Strong EBITDA Performance: 2. Strong Adjusted EBITDA: Tripadvisor reported an adjusted EBITDA of $122 million for Q3, representing 23% of revenue, which was significantly higher than expected due to operational outperformance.
Record Financial Performance: 3. TheFork's Record Performance: TheFork achieved its best financial performance on record with revenue of $49 million, reflecting a 17% year-over-year growth and an adjusted EBITDA margin improvement to 10%.
App Engagement Surge: 4. Increased App Engagement: App bookings grew faster than any other surface in Q3, with the mix of app bookings nearly doubling since 2022, indicating strong user engagement and conversion rates.

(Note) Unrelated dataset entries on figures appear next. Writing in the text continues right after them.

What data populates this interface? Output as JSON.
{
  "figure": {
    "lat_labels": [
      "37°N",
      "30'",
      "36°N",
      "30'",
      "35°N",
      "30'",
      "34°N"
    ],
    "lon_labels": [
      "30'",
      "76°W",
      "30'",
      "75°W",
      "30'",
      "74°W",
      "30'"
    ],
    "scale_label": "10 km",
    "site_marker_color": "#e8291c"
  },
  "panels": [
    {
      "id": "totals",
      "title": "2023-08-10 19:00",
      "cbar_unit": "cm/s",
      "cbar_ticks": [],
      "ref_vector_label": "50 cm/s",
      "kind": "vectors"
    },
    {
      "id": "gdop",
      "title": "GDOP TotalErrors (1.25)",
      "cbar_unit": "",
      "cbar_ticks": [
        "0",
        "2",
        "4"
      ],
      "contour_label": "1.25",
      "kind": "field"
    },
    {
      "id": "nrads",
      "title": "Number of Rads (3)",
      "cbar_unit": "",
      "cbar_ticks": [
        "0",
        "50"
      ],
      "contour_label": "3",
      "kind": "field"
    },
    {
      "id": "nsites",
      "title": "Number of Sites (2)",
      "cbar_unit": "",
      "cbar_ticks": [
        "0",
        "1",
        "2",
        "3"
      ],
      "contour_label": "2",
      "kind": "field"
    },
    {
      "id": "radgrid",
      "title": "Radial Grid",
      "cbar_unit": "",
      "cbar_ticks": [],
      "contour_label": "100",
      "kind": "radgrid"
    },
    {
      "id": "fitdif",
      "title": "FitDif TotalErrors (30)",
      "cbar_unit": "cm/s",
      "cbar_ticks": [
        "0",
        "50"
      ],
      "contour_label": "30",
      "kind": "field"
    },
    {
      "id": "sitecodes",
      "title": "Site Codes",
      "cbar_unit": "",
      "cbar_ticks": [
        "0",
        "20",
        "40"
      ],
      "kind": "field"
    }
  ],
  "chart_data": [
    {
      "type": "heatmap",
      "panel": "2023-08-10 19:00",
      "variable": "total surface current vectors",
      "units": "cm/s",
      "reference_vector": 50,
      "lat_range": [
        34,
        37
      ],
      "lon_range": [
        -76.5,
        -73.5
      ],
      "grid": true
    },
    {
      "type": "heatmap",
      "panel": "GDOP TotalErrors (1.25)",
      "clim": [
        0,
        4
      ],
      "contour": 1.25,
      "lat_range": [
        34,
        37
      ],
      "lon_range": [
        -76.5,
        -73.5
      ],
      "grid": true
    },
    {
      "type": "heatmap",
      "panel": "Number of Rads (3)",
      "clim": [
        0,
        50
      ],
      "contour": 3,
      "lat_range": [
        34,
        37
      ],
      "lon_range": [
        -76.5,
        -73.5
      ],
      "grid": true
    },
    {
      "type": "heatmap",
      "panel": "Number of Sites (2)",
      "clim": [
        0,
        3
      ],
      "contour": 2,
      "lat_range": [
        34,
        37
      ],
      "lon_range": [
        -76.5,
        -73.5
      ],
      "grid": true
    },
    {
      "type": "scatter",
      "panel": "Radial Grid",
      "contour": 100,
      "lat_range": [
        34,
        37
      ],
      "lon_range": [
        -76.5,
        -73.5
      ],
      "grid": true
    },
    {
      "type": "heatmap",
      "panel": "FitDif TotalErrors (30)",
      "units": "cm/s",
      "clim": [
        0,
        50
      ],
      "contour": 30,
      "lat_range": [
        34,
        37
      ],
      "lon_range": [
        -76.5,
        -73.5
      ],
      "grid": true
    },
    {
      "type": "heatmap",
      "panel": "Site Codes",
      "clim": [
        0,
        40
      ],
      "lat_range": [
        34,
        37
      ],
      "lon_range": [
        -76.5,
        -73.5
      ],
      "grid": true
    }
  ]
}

Strong Cash Reserves: 5. Cash Position: Tripadvisor ended the quarter with nearly $1.1 billion in cash and cash equivalents, an increase of $45 million from the end of 2023, providing a solid financial foundation for future investments.
Negative
Brand Revenue Decline: 1. Decline in Brand Tripadvisor Revenue: Brand Tripadvisor reported a revenue decline of 12% year-over-year, totaling $255 million, primarily due to pressures in the hotel meta segment.
Decline in Hotel Revenue: 2. Weak Performance in Hotel Meta: Revenue from branded hotels fell 17% to $151 million, reflecting a softer pricing environment and ongoing volume trends under pressure year-over-year.
Negative Cash Flow Issues: 3. Negative Operating Cash Flow: The company experienced negative operating cash flow of $44 million and free cash flow of negative $64 million, indicating financial strain during the quarter.
Share-Based Compensation Increase: 4. Increased Share-Based Compensation: Share-based compensation expenses rose by $7 million year-over-year, attributed to changes in vesting schedules, impacting overall cost management.
Cautious Growth Strategy: 5. Delayed Growth Investments: The decision to postpone certain growth investments until 2025 is expected to reduce Q4 revenue and adjusted EBITDA, indicating a cautious approach to future growth.